Todas las mañanas, Sánchez prepara, como parte de su religión pizzera, las masas que se consumirán en el día. Y las del día anterior se descartan. Si le preguntan, dirá que a diferencia de otros locales, sus pizzas tienen ese sabor barrial, chorreante, de pizza de molde porque él –y solo él– las hace con –escuche bien– amor y delicadeza. “No hay que amasar con fuerza”, confesó alguna vez.
Sánchez trabaja 10 horas al día y vive a una cuadra de la pizzería. Ya formó a más de 30 pizzeros de la cadena –tres por cada local– que siguen su legado de amasar como si hicieran masajes a un niño y de rociar el asunto todo lo amorosamente posible.

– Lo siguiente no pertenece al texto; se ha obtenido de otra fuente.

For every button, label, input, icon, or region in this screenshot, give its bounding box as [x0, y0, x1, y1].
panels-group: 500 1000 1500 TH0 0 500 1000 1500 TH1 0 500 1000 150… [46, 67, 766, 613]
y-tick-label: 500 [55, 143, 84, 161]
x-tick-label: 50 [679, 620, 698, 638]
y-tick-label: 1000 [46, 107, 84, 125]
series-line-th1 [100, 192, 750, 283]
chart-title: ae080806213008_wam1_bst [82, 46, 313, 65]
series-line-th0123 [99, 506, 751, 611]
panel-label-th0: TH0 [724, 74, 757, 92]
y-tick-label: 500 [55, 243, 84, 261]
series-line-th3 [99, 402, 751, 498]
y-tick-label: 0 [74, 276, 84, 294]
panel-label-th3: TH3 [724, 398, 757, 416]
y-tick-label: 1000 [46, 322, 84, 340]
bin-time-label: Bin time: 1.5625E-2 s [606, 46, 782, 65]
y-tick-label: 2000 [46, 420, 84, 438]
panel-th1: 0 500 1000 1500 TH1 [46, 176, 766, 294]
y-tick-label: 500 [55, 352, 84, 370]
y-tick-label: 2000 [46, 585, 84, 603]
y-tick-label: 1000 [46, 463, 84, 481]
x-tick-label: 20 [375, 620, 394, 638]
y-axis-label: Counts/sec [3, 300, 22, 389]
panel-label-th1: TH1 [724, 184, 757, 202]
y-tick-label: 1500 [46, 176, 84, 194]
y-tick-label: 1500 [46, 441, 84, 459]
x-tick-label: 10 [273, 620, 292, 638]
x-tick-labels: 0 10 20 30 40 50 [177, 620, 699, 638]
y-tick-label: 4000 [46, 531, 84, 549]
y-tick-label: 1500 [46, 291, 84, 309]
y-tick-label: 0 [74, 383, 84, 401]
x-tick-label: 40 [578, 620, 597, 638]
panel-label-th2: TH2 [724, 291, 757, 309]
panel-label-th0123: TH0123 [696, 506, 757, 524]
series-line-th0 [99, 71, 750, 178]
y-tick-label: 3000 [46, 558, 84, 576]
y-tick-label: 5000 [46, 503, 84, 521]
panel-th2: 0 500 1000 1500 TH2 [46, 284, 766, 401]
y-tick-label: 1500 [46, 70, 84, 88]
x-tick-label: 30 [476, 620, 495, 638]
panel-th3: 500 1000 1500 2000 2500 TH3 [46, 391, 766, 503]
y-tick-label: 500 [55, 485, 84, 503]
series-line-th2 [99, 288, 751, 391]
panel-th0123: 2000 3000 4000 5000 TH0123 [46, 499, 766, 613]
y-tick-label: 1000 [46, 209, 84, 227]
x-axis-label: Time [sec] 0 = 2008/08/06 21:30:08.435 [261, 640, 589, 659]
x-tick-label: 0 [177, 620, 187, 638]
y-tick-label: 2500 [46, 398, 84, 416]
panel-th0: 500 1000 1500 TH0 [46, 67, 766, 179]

Ya llevan 35 locales y venden 500.000 pizzas al mes –además de 250.000 empanadas–. En las últimas temporadas, inauguraron siete Kentuckys al año. Hasta se dieron el lujo de inaugurar uno a todo trapo en Coronel Díaz y Santa Fe, esquina cajetilla, al que llamaron Big Kentucky. Allí montaron hornos a leña –para darle impronta ahumada a la fórmula de Sánchez–, mientras que en las demás es a gas. Y ampliaron las cartas: ensaladas y pastas caseras.
Y, antes de cerrar esta historia, hay que hablar de un elemento vital que para Sánchez es como el agua bendita del sacerdote. La mozzarella.
A Kentucky lo surten cuatro marcas de mozzarella. Y ellos juran y recontrajuran que cada pizza grande tiene 350 gramos de mozza, mientras que la competencia, en promedio, suelta a duras penas 250 gramos. Y cada local –con el permiso y la bendición de Víctor Hugo– hace su propia receta. Su propia combinación. A veces, hay mozzarellas suaves y otras veces picantes. A veces, la mozzarella sienta mejor en ensalada caprese que en la pizza, y eso un pizzero de alma que se pone la camiseta por su trabajo debe saberlo. A esa paleta de sabores, los discípulos de Sánchez le dan su toque, su magia, su esplendor, en cada uno de los chiquicientos locales de Kentucky –esperan en 2017 llegar a los 40, y ampliar y ampliar el territorio de expansión–. Los pizzeros de la nueva generación se juegan, en esa fórmula mozzarellosa, ocupar el podio que Sánchez, Dios no lo permita, dejará algún día. Y en ese futuro remotísimo caerá en sus manos la responsabilidad de seguir haciendo de Kentucky la number one de la pizza barrial que –juran– compite ni más ni menos que con McDonald’s, que será la número uno de las comidas rápidas del mundo, pero no lo tienen a Sánchez.